Before the neoliberal revolution, more than half the economic output of the country went to workers' pay. The removal of workers' rights and the weakening of unions saw that fall to just 42 per cent by the time Labour came power in 1999. Since then, it's see-sawed depending on whether we have a pro- or anti-worker government: rising to 48 per cent under Clark, down to 44 per cent under Key, and back up to 45 per cent under Ardern as of the start of 2021 (that improvement might not seem much, but it's an average of $1000 per worker a year).

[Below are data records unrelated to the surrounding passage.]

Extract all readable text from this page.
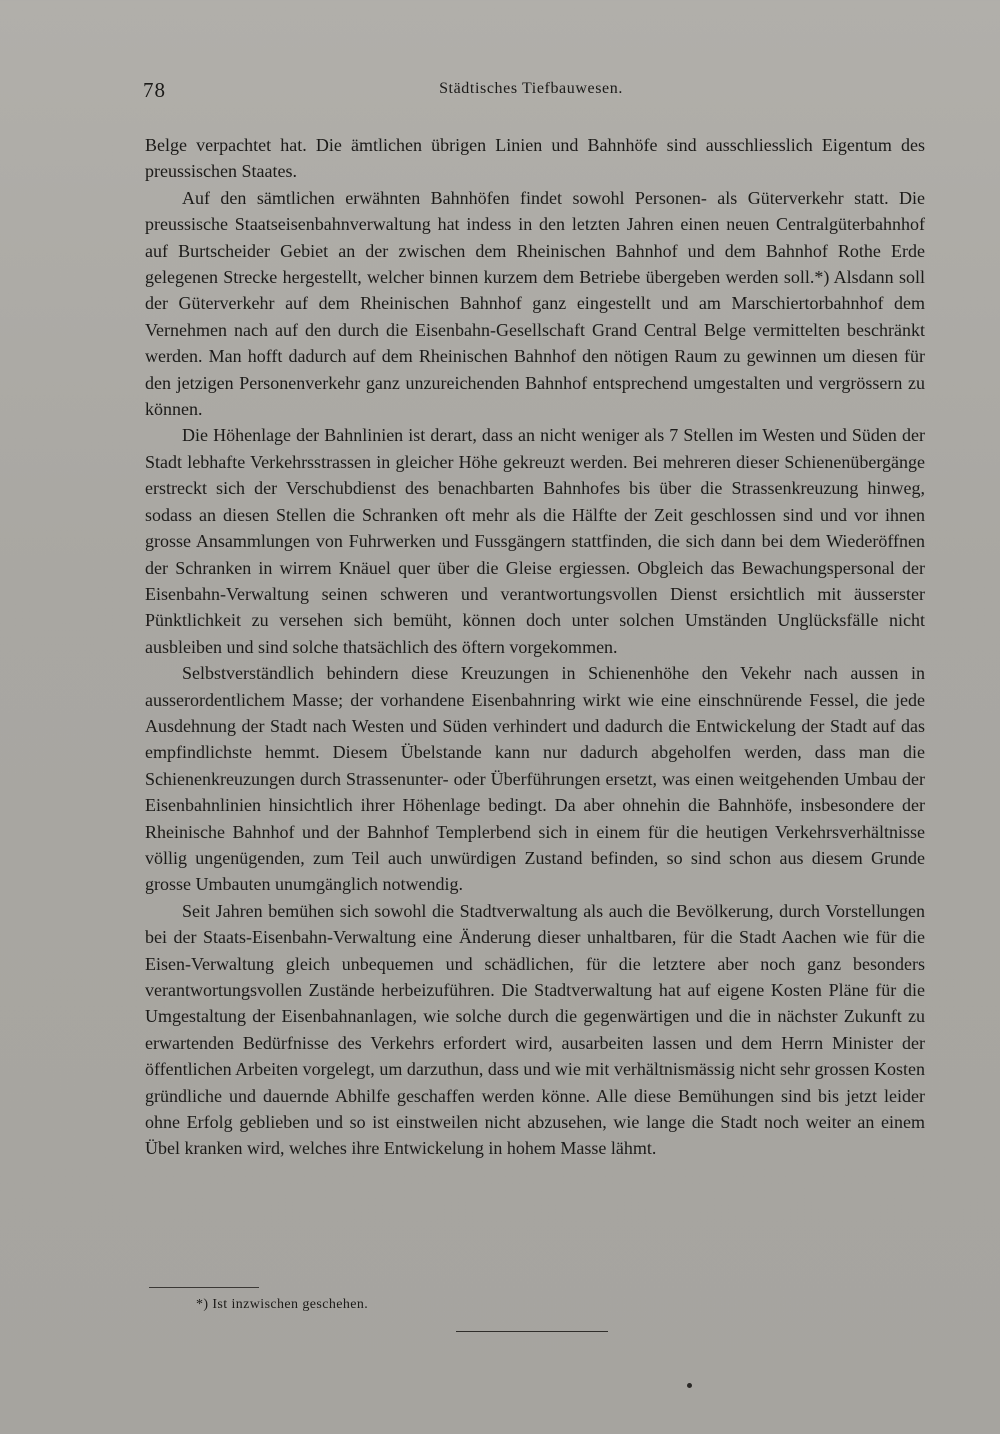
78	Städtisches Tiefbauwesen.

Belge verpachtet hat. Die ämtlichen übrigen Linien und Bahnhöfe sind ausschliesslich Eigentum des preussischen Staates.

Auf den sämtlichen erwähnten Bahnhöfen findet sowohl Personen- als Güterverkehr statt. Die preussische Staatseisenbahnverwaltung hat indess in den letzten Jahren einen neuen Centralgüterbahnhof auf Burtscheider Gebiet an der zwischen dem Rheinischen Bahnhof und dem Bahnhof Rothe Erde gelegenen Strecke hergestellt, welcher binnen kurzem dem Betriebe übergeben werden soll.*) Alsdann soll der Güterverkehr auf dem Rheinischen Bahnhof ganz eingestellt und am Marschiertorbahnhof dem Vernehmen nach auf den durch die Eisenbahn-Gesellschaft Grand Central Belge vermittelten beschränkt werden. Man hofft dadurch auf dem Rheinischen Bahnhof den nötigen Raum zu gewinnen um diesen für den jetzigen Personenverkehr ganz unzureichenden Bahnhof entsprechend umgestalten und vergrössern zu können.

Die Höhenlage der Bahnlinien ist derart, dass an nicht weniger als 7 Stellen im Westen und Süden der Stadt lebhafte Verkehrsstrassen in gleicher Höhe gekreuzt werden. Bei mehreren dieser Schienenübergänge erstreckt sich der Verschubdienst des benachbarten Bahnhofes bis über die Strassenkreuzung hinweg, sodass an diesen Stellen die Schranken oft mehr als die Hälfte der Zeit geschlossen sind und vor ihnen grosse Ansammlungen von Fuhrwerken und Fussgängern stattfinden, die sich dann bei dem Wiederöffnen der Schranken in wirrem Knäuel quer über die Gleise ergiessen. Obgleich das Bewachungspersonal der Eisenbahn-Verwaltung seinen schweren und verantwortungsvollen Dienst ersichtlich mit äusserster Pünktlichkeit zu versehen sich bemüht, können doch unter solchen Umständen Unglücksfälle nicht ausbleiben und sind solche thatsächlich des öftern vorgekommen.

Selbstverständlich behindern diese Kreuzungen in Schienenhöhe den Vekehr nach aussen in ausserordentlichem Masse; der vorhandene Eisenbahnring wirkt wie eine einschnürende Fessel, die jede Ausdehnung der Stadt nach Westen und Süden verhindert und dadurch die Entwickelung der Stadt auf das empfindlichste hemmt. Diesem Übelstande kann nur dadurch abgeholfen werden, dass man die Schienenkreuzungen durch Strassenunter- oder Überführungen ersetzt, was einen weitgehenden Umbau der Eisenbahnlinien hinsichtlich ihrer Höhenlage bedingt. Da aber ohnehin die Bahnhöfe, insbesondere der Rheinische Bahnhof und der Bahnhof Templerbend sich in einem für die heutigen Verkehrsverhältnisse völlig ungenügenden, zum Teil auch unwürdigen Zustand befinden, so sind schon aus diesem Grunde grosse Umbauten unumgänglich notwendig.

Seit Jahren bemühen sich sowohl die Stadtverwaltung als auch die Bevölkerung, durch Vorstellungen bei der Staats-Eisenbahn-Verwaltung eine Änderung dieser unhaltbaren, für die Stadt Aachen wie für die Eisen-Verwaltung gleich unbequemen und schädlichen, für die letztere aber noch ganz besonders verantwortungsvollen Zustände herbeizuführen. Die Stadtverwaltung hat auf eigene Kosten Pläne für die Umgestaltung der Eisenbahnanlagen, wie solche durch die gegenwärtigen und die in nächster Zukunft zu erwartenden Bedürfnisse des Verkehrs erfordert wird, ausarbeiten lassen und dem Herrn Minister der öffentlichen Arbeiten vorgelegt, um darzuthun, dass und wie mit verhältnismässig nicht sehr grossen Kosten gründliche und dauernde Abhilfe geschaffen werden könne. Alle diese Bemühungen sind bis jetzt leider ohne Erfolg geblieben und so ist einstweilen nicht abzusehen, wie lange die Stadt noch weiter an einem Übel kranken wird, welches ihre Entwickelung in hohem Masse lähmt.

*) Ist inzwischen geschehen.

The share of the economy going to business profits follows the same pattern, reversed.
This tells us something – wages aren't just a result of "the economy", they are the result of government policies.

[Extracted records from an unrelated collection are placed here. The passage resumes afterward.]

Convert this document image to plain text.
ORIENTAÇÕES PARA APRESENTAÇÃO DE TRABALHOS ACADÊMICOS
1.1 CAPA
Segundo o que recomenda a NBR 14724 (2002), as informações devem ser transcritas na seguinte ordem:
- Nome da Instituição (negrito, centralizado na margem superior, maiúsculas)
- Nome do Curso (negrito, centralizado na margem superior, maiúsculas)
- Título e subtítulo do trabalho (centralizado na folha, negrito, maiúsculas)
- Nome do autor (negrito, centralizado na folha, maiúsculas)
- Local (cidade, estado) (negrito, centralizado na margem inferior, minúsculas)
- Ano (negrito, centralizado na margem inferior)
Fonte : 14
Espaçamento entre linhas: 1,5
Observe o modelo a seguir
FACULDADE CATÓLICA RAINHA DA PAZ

The last National Government, for instance, increased the minimum wage by an average of just 3 per cent a year, while this Labour Government has increased it more than 6 per cent a year on average. Likewise, we've seen big pay increases for teachers and other workers like nurses, with a new grad getting $10,000 more a year (and I stand in solidarity with the nurses' mahi for further increases through pay equity).
If we want higher wages, we need government policies that support higher wage growth. The fact we're seeing wages struggle against inflation even as the economy has been growing shows we need to do more to tilt the balance in the favour of workers, particularly the ones in low-wage jobs.
Now, National and Act would say "we don't need pay rises, we need tax cuts" but take a look at Christopher Luxon's tax package: $100 a year for the typical taxpayer, $18,000 for him, and at a cost of more than $3 billion a year that would have to be funded by cutting back on desperately needed funding increases for health and education.
Tax cuts are no substitute for wage rises – they're one-offs that don't put much money into workers' pockets and come with unacceptable cuts to public services.
No, if we want families to be able to afford the rising cost of living, we need stronger laws to lift wages. And Fair Pay Agreements (FPAs) are the next big step there.
You can tell FPAs are going to help lift wages because Business New Zealand is doing everything it can to try to convince us that FPAs are a bad idea – after all, those higher wages are going to come out of its members' profits.
Opposition MPs are fond of quoting wages across the ditch, so why not adopt their policies that lead to higher wages? That's basically what FPAs are, a version of the Modern Awards that the Aussies have had for more than a decade.
In that time, incredibly, the sky hasn't fallen and wages for Australian workers have gone through the roof. More than half the Australian economy still goes to workers' wages.
If we want higher wages here, why not copy what's working over there?
We're going to hear all kinds of scaremongering from Business New Zealand, National and Act but the fact is Fair Pay Agreements will lead to higher wages, especially for workers who are currently getting ripped off – and that's exactly why the Opposition is against them.
But how shortsighted is it to try to hold down workers' wages and protect the worst businesses - who exploit people who are desperate for a job, and create a race for the bottom that holds down wages for everyone? What's the long-term result for the country? Has there ever been a country that has become wealthier while making its workers poorer?
No. The opposite in fact.
Higher wages drive investment and innovation by businesses. When your workers cost you serious coin, you make sure you're getting value from them, so you invest in better equipment, better processes and training. We always hear that we have to wait until productivity rises before wages rise (never mind that productivity has risen faster than wages for 30 years) – but it actually works the other way around: if you want a more productive economy, lift wages, make the inefficient businesses lift their game, and that's going to grow the economic pie for all.
• Shane Te Pou (Ngai Tuhoe) is a company director at Mega Ltd, a commentator and blogger and a former Labour Party activist.